The Well-Tempered Ear

Classical music: Why are mornings the right time for listening to Baroque music? | April 7, 2018

By Jacob Stockinger

Recently I have spent many mornings listening to a lot of Baroque music. It was programmed on Wisconsin Public Radio.

That’s how I ended up listening to so many great concertos, sonatas, cantatas and other music by Johann Sebastian Bach (below top) and Antonio Vivaldi (below bottom) – my two favorites – as well as Georg Frideric Handel, Domenico Scarlatti, Georg Philipp Telemann and several masters of the Italian baroque. (At the bottom is Bach’s appealing Brandenburg Concerto No. 6, written for lower strings without violins, which I heard.)

Of course so much of Baroque music is appealing by itself and on its own at any time.

And I have heard it in recordings and in live performance  at all different times of the day – mornings, afternoons and nights.

But somehow Baroque music just feels most right in the morning.

I think I have some ideas why.

But it seems like a great question to ask readers about.

So, readers, The Ear asks you: What makes mornings seem so ideal for listening to Baroque music?

Do you have a favorite Baroque composer?

And do you have a favorite Baroque piece?

Leave names of composers and pieces, along with a YouTube link, in the COMMENT section.

The Ear wants to hear.


7 Comments »

  1. Bach’s “Gigue” fugue played by E Power Biggs on the Flentrop Organ. Baroque Music: It’s not just for breakfast. Enjoy it all day long….

    Like

    Comment by Bob Dinndorf — April 8, 2018 @ 9:53 pm

  2. Baroque music is good for mornings because it is so well organized and task-certain, as we want to be. But then I think of the L’Oiseau-Lyre recording of the Handel concerto for harp and lute that was so conducive to conversation and anticipation at dinner parties years ago at 133.

    Like

    Comment by Ron MCrea — April 7, 2018 @ 10:01 am

    • You want to be “organized and task-certain” only in the mornings?

      Like

      Comment by fflambeau — April 7, 2018 @ 8:49 pm

      • Yes, later I want time for daydreaming. Not everyone can be relentless 24/7.

        Like

        Comment by Ron MCrea — April 10, 2018 @ 7:27 am

  3. Lately, I have been listening to the Bach Lute Suites played on the Baroque Lute by Nigel North:

    https://tidal.com/album/60237001

    For years I listened to these pieces transcribed for the classical guitar and played by John Williams, Manuel Barrueco, and Andres Segovia but I find the original instrument performances far more satisfying. The sympathetic vibrations of the additional strings of the Baroque Lute give the music a depth and texture that the guitar, regardless of how excellently played, misses.
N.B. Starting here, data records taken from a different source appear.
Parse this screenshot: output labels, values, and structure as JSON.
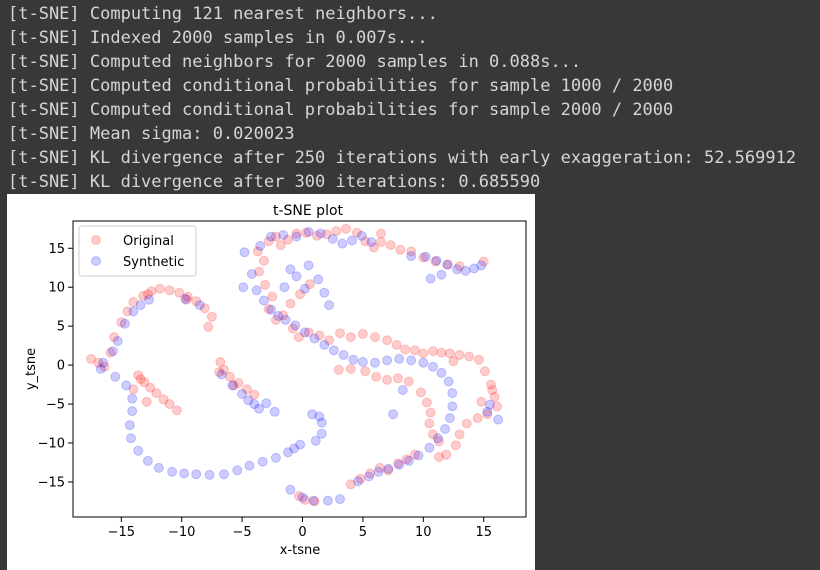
{
  "console": {
    "lines": [
      "[t-SNE] Computing 121 nearest neighbors...",
      "[t-SNE] Indexed 2000 samples in 0.007s...",
      "[t-SNE] Computed neighbors for 2000 samples in 0.088s...",
      "[t-SNE] Computed conditional probabilities for sample 1000 / 2000",
      "[t-SNE] Computed conditional probabilities for sample 2000 / 2000",
      "[t-SNE] Mean sigma: 0.020023",
      "[t-SNE] KL divergence after 250 iterations with early exaggeration: 52.569912",
      "[t-SNE] KL divergence after 300 iterations: 0.685590"
    ]
  },
  "chart_data": {
    "type": "scatter",
    "title": "t-SNE plot",
    "xlabel": "x-tsne",
    "ylabel": "y_tsne",
    "xlim": [
      -19,
      18.5
    ],
    "ylim": [
      -19.5,
      18.5
    ],
    "xticks": [
      -15,
      -10,
      -5,
      0,
      5,
      10,
      15
    ],
    "yticks": [
      15,
      10,
      5,
      0,
      -5,
      -10,
      -15
    ],
    "grid": false,
    "legend_position": "upper-left",
    "series": [
      {
        "name": "Original",
        "color": "#ff0000",
        "alpha": 0.2,
        "points": [
          [
            -17.5,
            0.8
          ],
          [
            -16.9,
            0.3
          ],
          [
            -16.4,
            -0.2
          ],
          [
            -15.9,
            1.6
          ],
          [
            -15.6,
            3.6
          ],
          [
            -15,
            5.5
          ],
          [
            -14.5,
            6.9
          ],
          [
            -14,
            8.1
          ],
          [
            -13.2,
            8.9
          ],
          [
            -12.5,
            9.5
          ],
          [
            -11.8,
            9.8
          ],
          [
            -11,
            9.6
          ],
          [
            -10.2,
            9.3
          ],
          [
            -9.5,
            8.8
          ],
          [
            -8.8,
            8.2
          ],
          [
            -8.1,
            7.3
          ],
          [
            -7.5,
            6.2
          ],
          [
            -7.8,
            4.9
          ],
          [
            -9.6,
            8.4
          ],
          [
            -12.8,
            9.1
          ],
          [
            -13.6,
            -1.3
          ],
          [
            -13.1,
            -2.2
          ],
          [
            -12.6,
            -2.9
          ],
          [
            -12.1,
            -3.6
          ],
          [
            -11.5,
            -4.4
          ],
          [
            -11,
            -5
          ],
          [
            -10.4,
            -5.8
          ],
          [
            -12.9,
            -4.7
          ],
          [
            -14,
            -3.1
          ],
          [
            -13.4,
            -1.8
          ],
          [
            -6.8,
            0.4
          ],
          [
            -6.5,
            -0.6
          ],
          [
            -6,
            -1.5
          ],
          [
            -5.3,
            -2.3
          ],
          [
            -4.6,
            -3.1
          ],
          [
            -4,
            -3.8
          ],
          [
            -5.7,
            -2.6
          ],
          [
            -6.9,
            -0.9
          ],
          [
            -3.7,
            14.6
          ],
          [
            -2.8,
            15.9
          ],
          [
            -2.2,
            16.5
          ],
          [
            -1.8,
            15.4
          ],
          [
            -1.2,
            16.1
          ],
          [
            -0.5,
            16.9
          ],
          [
            0.3,
            17
          ],
          [
            1.2,
            16.6
          ],
          [
            2,
            16.8
          ],
          [
            2.8,
            17.2
          ],
          [
            3.6,
            17.5
          ],
          [
            4.5,
            17
          ],
          [
            5.2,
            15.9
          ],
          [
            5.9,
            15.1
          ],
          [
            6.5,
            15.8
          ],
          [
            7.3,
            15.4
          ],
          [
            8.1,
            14.8
          ],
          [
            9,
            14.6
          ],
          [
            10,
            13.8
          ],
          [
            11,
            13.3
          ],
          [
            12,
            12.9
          ],
          [
            15,
            13.3
          ],
          [
            13,
            12.7
          ],
          [
            -3.2,
            13.4
          ],
          [
            -3.6,
            12
          ],
          [
            -3.1,
            10.3
          ],
          [
            -2.5,
            8.8
          ],
          [
            -2.8,
            7.2
          ],
          [
            -2.2,
            5.8
          ],
          [
            -1.6,
            6.4
          ],
          [
            -1,
            7.9
          ],
          [
            -0.2,
            9.1
          ],
          [
            0.6,
            10.4
          ],
          [
            -0.8,
            4.7
          ],
          [
            -0.3,
            3.6
          ],
          [
            0.5,
            4.2
          ],
          [
            1.4,
            3.8
          ],
          [
            2.2,
            3.2
          ],
          [
            3.1,
            4.1
          ],
          [
            4,
            3.6
          ],
          [
            5,
            4
          ],
          [
            6,
            3.6
          ],
          [
            7,
            3.2
          ],
          [
            7.8,
            2.6
          ],
          [
            8.5,
            2
          ],
          [
            9.3,
            1.9
          ],
          [
            10,
            1.5
          ],
          [
            10.8,
            1.8
          ],
          [
            11.5,
            1.6
          ],
          [
            12.2,
            1.5
          ],
          [
            13,
            1.3
          ],
          [
            13.8,
            1.1
          ],
          [
            14.6,
            0.7
          ],
          [
            15.1,
            -0.8
          ],
          [
            15.6,
            -2.5
          ],
          [
            15.9,
            -4.1
          ],
          [
            16.1,
            -5.3
          ],
          [
            15.3,
            -6.3
          ],
          [
            14.5,
            -6.8
          ],
          [
            13.6,
            -7.5
          ],
          [
            13,
            -8.9
          ],
          [
            12.7,
            -10.3
          ],
          [
            11.9,
            -11.5
          ],
          [
            11.3,
            -11.8
          ],
          [
            3,
            -0.6
          ],
          [
            4,
            -0.5
          ],
          [
            5.2,
            -0.8
          ],
          [
            6.1,
            -1.5
          ],
          [
            7,
            -1.9
          ],
          [
            7.9,
            -1.7
          ],
          [
            8.8,
            -2.1
          ],
          [
            9.8,
            -3.5
          ],
          [
            10.3,
            -4.8
          ],
          [
            10.6,
            -6.1
          ],
          [
            10.5,
            -7.5
          ],
          [
            10.8,
            -8.9
          ],
          [
            11.3,
            -9.8
          ],
          [
            4,
            -15.3
          ],
          [
            4.8,
            -14.6
          ],
          [
            5.6,
            -13.9
          ],
          [
            6.4,
            -13.2
          ],
          [
            7.1,
            -13.5
          ],
          [
            7.9,
            -12.6
          ],
          [
            8.6,
            -12.1
          ],
          [
            9.3,
            -11.5
          ],
          [
            0.2,
            -17.3
          ],
          [
            1,
            -17.5
          ],
          [
            -0.3,
            -16.8
          ],
          [
            6.5,
            16.9
          ],
          [
            12.5,
            0.5
          ],
          [
            15.7,
            -3.2
          ],
          [
            14.8,
            -4.7
          ]
        ]
      },
      {
        "name": "Synthetic",
        "color": "#0000ff",
        "alpha": 0.2,
        "points": [
          [
            -16.5,
            0.3
          ],
          [
            -15.7,
            1.8
          ],
          [
            -15.3,
            3.1
          ],
          [
            -14.7,
            5.3
          ],
          [
            -14,
            6.9
          ],
          [
            -13.4,
            7.7
          ],
          [
            -12.7,
            8.4
          ],
          [
            -16.7,
            -0.5
          ],
          [
            -15.5,
            -1.5
          ],
          [
            -14.6,
            -2.6
          ],
          [
            -14.1,
            -4.3
          ],
          [
            -14.1,
            -5.9
          ],
          [
            -14.3,
            -7.7
          ],
          [
            -14.2,
            -9.4
          ],
          [
            -13.6,
            -11
          ],
          [
            -12.8,
            -12.3
          ],
          [
            -11.9,
            -13.2
          ],
          [
            -10.8,
            -13.7
          ],
          [
            -9.8,
            -13.9
          ],
          [
            -8.8,
            -14
          ],
          [
            -7.7,
            -14.1
          ],
          [
            -6.5,
            -14
          ],
          [
            -5.4,
            -13.5
          ],
          [
            -4.4,
            -12.9
          ],
          [
            -3.3,
            -12.4
          ],
          [
            -2.2,
            -11.9
          ],
          [
            -1.2,
            -11.2
          ],
          [
            -0.2,
            -10.2
          ],
          [
            -0.7,
            -10.7
          ],
          [
            1.1,
            -9.7
          ],
          [
            1.6,
            -8.8
          ],
          [
            1.6,
            -7.4
          ],
          [
            1.4,
            -6.6
          ],
          [
            0.8,
            -6.3
          ],
          [
            -6.7,
            -1.2
          ],
          [
            -5.8,
            -2.6
          ],
          [
            -5,
            -3.7
          ],
          [
            -4.5,
            -4.5
          ],
          [
            -4,
            -5
          ],
          [
            -3,
            -4.9
          ],
          [
            -1,
            -16
          ],
          [
            0,
            -17
          ],
          [
            0.9,
            -17.4
          ],
          [
            2.1,
            -17.4
          ],
          [
            3.1,
            -17.2
          ],
          [
            -4.8,
            14.5
          ],
          [
            -4.9,
            10
          ],
          [
            -4.2,
            11.7
          ],
          [
            -3.5,
            15.3
          ],
          [
            -2.6,
            16.5
          ],
          [
            -1.6,
            16.7
          ],
          [
            -0.5,
            16.5
          ],
          [
            0.5,
            17.1
          ],
          [
            1.5,
            16.9
          ],
          [
            2.5,
            16.2
          ],
          [
            3.3,
            15.6
          ],
          [
            4.1,
            16
          ],
          [
            4.9,
            16.6
          ],
          [
            5.7,
            15.8
          ],
          [
            9,
            14
          ],
          [
            10.2,
            13.9
          ],
          [
            11.1,
            13.4
          ],
          [
            12,
            12.9
          ],
          [
            12.8,
            12.3
          ],
          [
            13.5,
            12.1
          ],
          [
            14.2,
            12.4
          ],
          [
            14.8,
            12.8
          ],
          [
            11.5,
            11.6
          ],
          [
            10.6,
            11.1
          ],
          [
            -3.8,
            9.6
          ],
          [
            -3.2,
            8.3
          ],
          [
            -2.6,
            7.1
          ],
          [
            -2,
            6.3
          ],
          [
            -1.4,
            5.8
          ],
          [
            -0.6,
            5.1
          ],
          [
            0.2,
            4.2
          ],
          [
            1,
            3.4
          ],
          [
            1.8,
            2.6
          ],
          [
            2.6,
            1.9
          ],
          [
            3.4,
            1.3
          ],
          [
            4.2,
            0.7
          ],
          [
            5,
            0.4
          ],
          [
            6,
            0.3
          ],
          [
            7,
            0.6
          ],
          [
            8,
            0.8
          ],
          [
            9,
            0.6
          ],
          [
            10,
            0.3
          ],
          [
            10.8,
            -0.2
          ],
          [
            11.5,
            -1
          ],
          [
            12.1,
            -2.1
          ],
          [
            12.4,
            -3.6
          ],
          [
            12.4,
            -5.3
          ],
          [
            12.2,
            -6.8
          ],
          [
            11.8,
            -8.2
          ],
          [
            11.2,
            -9.4
          ],
          [
            10.5,
            -10.6
          ],
          [
            9.6,
            -11.6
          ],
          [
            8.8,
            -12.3
          ],
          [
            8,
            -12.8
          ],
          [
            7.1,
            -13.3
          ],
          [
            6.3,
            -13.7
          ],
          [
            5.5,
            -14.3
          ],
          [
            4.6,
            -14.9
          ],
          [
            -0.5,
            11.4
          ],
          [
            0.2,
            9.8
          ],
          [
            -1.5,
            10
          ],
          [
            -1,
            12.3
          ],
          [
            0.5,
            12.8
          ],
          [
            1.3,
            11
          ],
          [
            1.8,
            9.3
          ],
          [
            2.2,
            7.7
          ],
          [
            15.3,
            -6
          ],
          [
            16.2,
            -7
          ],
          [
            15.5,
            -5.1
          ],
          [
            -9.7,
            8.5
          ],
          [
            -8.5,
            7.7
          ],
          [
            -2.3,
            -6
          ],
          [
            -3.6,
            -5.6
          ],
          [
            7.5,
            -6.3
          ],
          [
            8.3,
            -3.2
          ]
        ]
      }
    ]
  }
}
    As to the morning question, I believe a far more interesting question is “How do you listen to baroque music?”. If you are multitasking and think you are listening to this music, you are only getting a tiny morsel of its goodness.

    Like

    Comment by Augustine — April 7, 2018 @ 7:54 am

  4. I like Baroque music in the morning because it’s rational, often calm, sometimes exciting, sweetly mournful,
    Never in a bad mood. It almost always lifts my spirits. All qualities you might find in a good friend. What better start to one’s day?

    Like

    Comment by Ann Boyer — April 7, 2018 @ 2:23 am

  5. You’re asking a loaded question since you have already supplied your “answer.”

    For me, baroque music is fine at any time of day but I especially like it early evenings. But that’s just my own preference, not a law.

    I also love Bach, but Baroque music is also much bigger and the Italian’s (including the Red Priest) had a huge role in it. Vilvadi is usually played as the Four Seasons but he wrote such brilliant music.

    One composer of the Baroque you don’t mention but that I like immensely is Archangelo Correlli.

    And don’t forget the English and their major role in Baroque music especially Henry Purcell. The great Polish pianist, Ignaz Friedman, considered Purcell as great a composer as Bach.

    And then there is that German-Londoner, Handel, whom Beethoven called “God”.